Scrive il duo VestAndPage nel corso di una residenza artistica digitale: “Non avevamo idea né tantomeno potevamo prevedere, fino a qualche mese fa, di come diventare o dover trasformarci per forza di cose in internet-based performance artists. Per poter continuare a lavorare ci siamo, nostro malgrado, consegnati alla rete nel tentativo di dar forma al vuoto che si viene a creare quando una pratica artistica come la nostra, la body-based performance art, è privata del suo mezzo principale, la materia prima che la definisce e la caratterizza: il corpo (quello del performer così come quello dello spettatore)”.
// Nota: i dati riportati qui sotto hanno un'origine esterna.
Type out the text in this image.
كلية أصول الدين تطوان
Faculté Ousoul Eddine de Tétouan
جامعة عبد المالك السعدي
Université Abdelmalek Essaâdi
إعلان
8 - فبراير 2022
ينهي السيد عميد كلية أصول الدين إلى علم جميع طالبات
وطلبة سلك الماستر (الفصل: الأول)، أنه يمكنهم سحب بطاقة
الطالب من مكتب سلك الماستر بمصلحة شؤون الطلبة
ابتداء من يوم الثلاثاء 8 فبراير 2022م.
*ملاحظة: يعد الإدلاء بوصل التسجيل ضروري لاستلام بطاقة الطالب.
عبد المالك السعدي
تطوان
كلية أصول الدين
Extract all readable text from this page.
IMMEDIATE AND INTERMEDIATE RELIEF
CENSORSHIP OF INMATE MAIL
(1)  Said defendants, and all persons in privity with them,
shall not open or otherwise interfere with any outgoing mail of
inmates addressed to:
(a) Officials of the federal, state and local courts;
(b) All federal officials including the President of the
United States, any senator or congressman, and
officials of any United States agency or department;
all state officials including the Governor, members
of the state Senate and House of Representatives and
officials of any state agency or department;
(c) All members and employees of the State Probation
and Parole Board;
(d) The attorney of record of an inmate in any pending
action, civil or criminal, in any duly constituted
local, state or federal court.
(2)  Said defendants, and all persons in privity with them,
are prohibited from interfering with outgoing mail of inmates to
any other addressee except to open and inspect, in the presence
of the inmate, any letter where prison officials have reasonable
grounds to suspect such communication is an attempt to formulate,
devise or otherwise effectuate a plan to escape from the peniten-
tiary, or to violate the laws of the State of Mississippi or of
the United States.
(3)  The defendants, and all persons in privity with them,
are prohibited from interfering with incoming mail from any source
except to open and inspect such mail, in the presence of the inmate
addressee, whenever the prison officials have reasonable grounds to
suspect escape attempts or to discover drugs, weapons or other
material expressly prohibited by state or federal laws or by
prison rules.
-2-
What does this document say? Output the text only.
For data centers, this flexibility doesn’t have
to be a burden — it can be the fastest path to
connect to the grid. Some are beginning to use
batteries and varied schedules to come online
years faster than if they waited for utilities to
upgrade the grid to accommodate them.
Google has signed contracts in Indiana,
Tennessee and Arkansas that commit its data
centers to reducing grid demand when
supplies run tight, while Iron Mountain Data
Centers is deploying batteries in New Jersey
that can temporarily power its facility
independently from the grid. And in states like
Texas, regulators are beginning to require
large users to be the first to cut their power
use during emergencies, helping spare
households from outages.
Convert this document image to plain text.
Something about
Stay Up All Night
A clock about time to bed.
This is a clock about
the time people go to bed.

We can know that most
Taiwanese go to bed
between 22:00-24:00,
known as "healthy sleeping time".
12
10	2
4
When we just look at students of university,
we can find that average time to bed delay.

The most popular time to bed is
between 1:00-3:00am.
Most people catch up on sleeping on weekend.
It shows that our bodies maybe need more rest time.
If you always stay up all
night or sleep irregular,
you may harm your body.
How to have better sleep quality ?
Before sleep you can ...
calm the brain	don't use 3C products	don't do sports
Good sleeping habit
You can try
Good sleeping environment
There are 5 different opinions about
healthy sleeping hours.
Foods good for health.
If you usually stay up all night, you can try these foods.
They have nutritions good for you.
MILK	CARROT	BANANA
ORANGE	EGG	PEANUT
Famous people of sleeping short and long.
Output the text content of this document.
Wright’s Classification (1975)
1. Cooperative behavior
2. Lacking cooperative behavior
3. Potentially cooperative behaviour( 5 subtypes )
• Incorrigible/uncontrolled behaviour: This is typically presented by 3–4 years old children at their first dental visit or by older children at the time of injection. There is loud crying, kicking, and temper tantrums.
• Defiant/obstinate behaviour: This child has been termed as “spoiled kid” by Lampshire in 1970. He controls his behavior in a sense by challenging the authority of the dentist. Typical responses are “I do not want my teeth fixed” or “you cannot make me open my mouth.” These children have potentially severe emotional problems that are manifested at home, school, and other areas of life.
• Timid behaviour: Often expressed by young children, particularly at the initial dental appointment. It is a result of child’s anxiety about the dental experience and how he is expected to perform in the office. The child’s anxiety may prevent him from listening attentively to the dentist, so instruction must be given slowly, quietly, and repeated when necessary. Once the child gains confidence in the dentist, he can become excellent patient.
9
Cosa significa “giungere in presenza” di un medico nella telemedicina? Come si relazionano corpi assenti? Quali simboli e riti definiscono l’atto digitale come atto terapeutico?
Nel documento di accordo Stato-Regioni “Indicazioni nazionali per l’erogazione di prestazioni in telemedicina”, comincia a delinearsi un maggior presidio classificatorio, normativo, organizzativo e tariffario dell’attività di telemedicina. Un passo fondamentale per cominciare a costruire un setting adeguato alla relazione a distanza in medicina.
La pandemia ha infatti accelerato la digitalizzazione ma spesso senza percorsi organizzativi e strumenti adeguati. Vedere il paziente su WhatsApp è facile e immediato quanto lo sarebbe visitarlo nel bar sotto casa, un contesto che rischia di banalizzare l’atto medico, svuotandolo del rituale e dei simboli che ne costituiscono la legittimazione sociale e quindi parte della sua efficacia.
È importante cogliere questa occasione di trasformazione per immaginare un rituale dell’atto terapeutico in telemedicina che sia non solo adeguato ma anche innovativo. Integrando medical humanities, medicina narrativa e comunicazione digitale, la telemedicina potrebbe costruire quegli spazi a misura di persona che gli architetti stentano ancora a costruire in ospedale. Le unità di coordinamento della telemedicina nelle strutture sanitarie dovrebbero essere multidisciplinari e coinvolgere non solo curanti e ingegneri ma anche associazioni di pazienti, scienziati sociali, artisti, comunicatori. In un’era in cui tutti possono potenzialmente accedere a dispositivi medicali efficaci, la tecnologia da sola non è sufficiente a delineare e delimitare un atto di cura. Inventare nuovi rituali è sicuramente più difficile che sviluppare una nuova app, e forse anche più urgente.